Strategies to Support Tiered Instruction
- Teacher provides a small clock in which the minute hand has been removed. Instruction includes identifying where the arrow on the hour hand is pointing, how that hour is read and what is happening to the hour hand as time passes. Student-friendly language about the time includes approximations such as:
- Example:
- Instruction includes making connections to the partitioning of a circle into two equal halves.
- For example, a clock can be partitioned into two equal halves by drawing a line or by folding the clock in half, noting the “shape” of half hours.
- Teacher provides instruction regarding how the numbers and tick marks on a clock can be thought of as a number line wrapped around a circle. Concepts to uncover on the number line include noticing that on the clock, the minute hands usually only show the count by 5’s and why, and that counting by 5’s or by ones using the tick marks will yield the same result when reading the clock to the half hour, or the 30-minute mark.
- For example, students can label a blank number line with numbers 0-59 and tape it in a circle so that 0 also serves as the 60.
Instructional Tasks
Instructional Task 1 (MTR.2.1)
- Part A. Look at each analog clock below, write the digital time for the clock.
- Part B. Sort analog and digital clock cards that show times for hour or half-hour by placing them on the correct side of the chart below.

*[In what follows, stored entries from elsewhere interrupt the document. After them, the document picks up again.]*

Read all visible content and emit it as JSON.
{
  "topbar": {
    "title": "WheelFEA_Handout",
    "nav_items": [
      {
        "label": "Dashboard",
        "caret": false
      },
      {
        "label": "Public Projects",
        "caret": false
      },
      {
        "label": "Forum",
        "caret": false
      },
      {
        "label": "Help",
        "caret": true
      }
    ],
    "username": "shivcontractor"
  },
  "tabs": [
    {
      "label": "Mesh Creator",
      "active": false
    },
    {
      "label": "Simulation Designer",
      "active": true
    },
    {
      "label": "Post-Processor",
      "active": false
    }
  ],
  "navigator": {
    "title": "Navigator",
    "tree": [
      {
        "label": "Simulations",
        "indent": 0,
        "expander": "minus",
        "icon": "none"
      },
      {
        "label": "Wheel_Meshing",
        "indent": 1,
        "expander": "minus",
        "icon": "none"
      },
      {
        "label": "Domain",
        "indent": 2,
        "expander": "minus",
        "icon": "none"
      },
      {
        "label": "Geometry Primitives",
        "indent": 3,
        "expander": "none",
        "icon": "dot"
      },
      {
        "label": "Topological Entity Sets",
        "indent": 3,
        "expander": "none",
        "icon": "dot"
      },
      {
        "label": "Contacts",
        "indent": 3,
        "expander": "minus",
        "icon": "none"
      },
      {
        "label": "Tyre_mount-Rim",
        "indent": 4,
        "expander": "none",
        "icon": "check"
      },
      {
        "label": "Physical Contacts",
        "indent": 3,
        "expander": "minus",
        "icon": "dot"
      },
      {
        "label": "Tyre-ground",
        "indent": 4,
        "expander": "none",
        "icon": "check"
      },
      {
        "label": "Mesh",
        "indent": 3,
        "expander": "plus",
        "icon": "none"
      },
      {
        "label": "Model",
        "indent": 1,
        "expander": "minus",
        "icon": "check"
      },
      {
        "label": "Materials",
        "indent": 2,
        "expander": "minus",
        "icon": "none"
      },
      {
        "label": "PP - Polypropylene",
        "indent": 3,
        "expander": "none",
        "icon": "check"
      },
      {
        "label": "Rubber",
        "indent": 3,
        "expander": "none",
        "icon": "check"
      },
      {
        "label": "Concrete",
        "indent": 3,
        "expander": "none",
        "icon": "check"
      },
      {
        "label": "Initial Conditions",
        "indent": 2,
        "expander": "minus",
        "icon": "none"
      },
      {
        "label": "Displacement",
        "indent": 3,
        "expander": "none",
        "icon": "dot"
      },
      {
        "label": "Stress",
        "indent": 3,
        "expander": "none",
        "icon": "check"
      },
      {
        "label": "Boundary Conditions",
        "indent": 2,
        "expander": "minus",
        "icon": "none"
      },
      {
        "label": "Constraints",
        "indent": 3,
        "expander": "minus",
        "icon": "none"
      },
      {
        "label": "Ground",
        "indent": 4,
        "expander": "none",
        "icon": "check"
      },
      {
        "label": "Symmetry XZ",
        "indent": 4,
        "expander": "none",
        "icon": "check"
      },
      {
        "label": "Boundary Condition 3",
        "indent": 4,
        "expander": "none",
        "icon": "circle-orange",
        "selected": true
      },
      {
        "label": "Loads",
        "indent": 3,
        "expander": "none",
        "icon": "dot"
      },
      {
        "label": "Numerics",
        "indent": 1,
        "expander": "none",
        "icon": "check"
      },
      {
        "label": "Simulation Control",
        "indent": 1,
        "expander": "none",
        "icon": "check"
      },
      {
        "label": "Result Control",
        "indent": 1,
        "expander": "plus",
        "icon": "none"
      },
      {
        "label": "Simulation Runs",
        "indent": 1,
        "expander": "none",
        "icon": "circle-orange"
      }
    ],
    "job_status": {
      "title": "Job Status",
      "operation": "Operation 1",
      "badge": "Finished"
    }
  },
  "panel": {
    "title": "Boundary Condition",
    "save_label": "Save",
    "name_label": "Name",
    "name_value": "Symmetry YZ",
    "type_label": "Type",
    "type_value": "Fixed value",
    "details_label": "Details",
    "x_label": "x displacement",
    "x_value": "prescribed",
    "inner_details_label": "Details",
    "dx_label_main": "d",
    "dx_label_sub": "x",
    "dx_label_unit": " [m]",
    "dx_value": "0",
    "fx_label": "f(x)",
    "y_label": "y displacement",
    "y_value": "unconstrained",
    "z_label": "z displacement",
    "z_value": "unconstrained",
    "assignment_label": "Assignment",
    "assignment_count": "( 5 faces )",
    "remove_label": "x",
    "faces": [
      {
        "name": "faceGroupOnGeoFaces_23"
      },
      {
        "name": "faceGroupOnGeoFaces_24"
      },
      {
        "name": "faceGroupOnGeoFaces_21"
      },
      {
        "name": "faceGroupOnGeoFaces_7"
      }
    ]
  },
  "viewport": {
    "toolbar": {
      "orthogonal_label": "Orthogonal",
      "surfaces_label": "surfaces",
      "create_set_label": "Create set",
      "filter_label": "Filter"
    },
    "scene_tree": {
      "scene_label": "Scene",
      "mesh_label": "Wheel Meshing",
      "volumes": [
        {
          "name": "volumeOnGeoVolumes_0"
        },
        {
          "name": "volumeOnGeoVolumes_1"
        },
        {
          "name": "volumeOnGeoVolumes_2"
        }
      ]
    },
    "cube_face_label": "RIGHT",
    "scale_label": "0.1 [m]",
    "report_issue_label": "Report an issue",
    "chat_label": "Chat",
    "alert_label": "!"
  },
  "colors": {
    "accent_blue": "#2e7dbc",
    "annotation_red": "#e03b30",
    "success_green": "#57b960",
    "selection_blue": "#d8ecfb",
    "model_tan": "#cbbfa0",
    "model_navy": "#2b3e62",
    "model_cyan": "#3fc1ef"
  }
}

- Part C. With a partner, compare your answers and explain how you know you put the time in the correct spot.
Instructional Task 2 (MTR.5.1)
- Part A. Use a blue crayon to color the clocks above that are partitioned into halves.
- Part B. Use a yellow crayon color the clocks above that are partitioned into fourths.
Instructional Items
Instructional Item 1
Match the digital clock with the analog clock that has the same time.
Instructional Item 2
- Part A. Robbie went to lunch at eleven-thirty. Show the time that Robbie went to lunch on the analog and digital clock below.

- Part B. What do you notice about the minute hand on the clock when thirty minutes have passed since 11 o’clock?

*The strategies, tasks and items included in the B1G-M are examples and should not be considered comprehensive.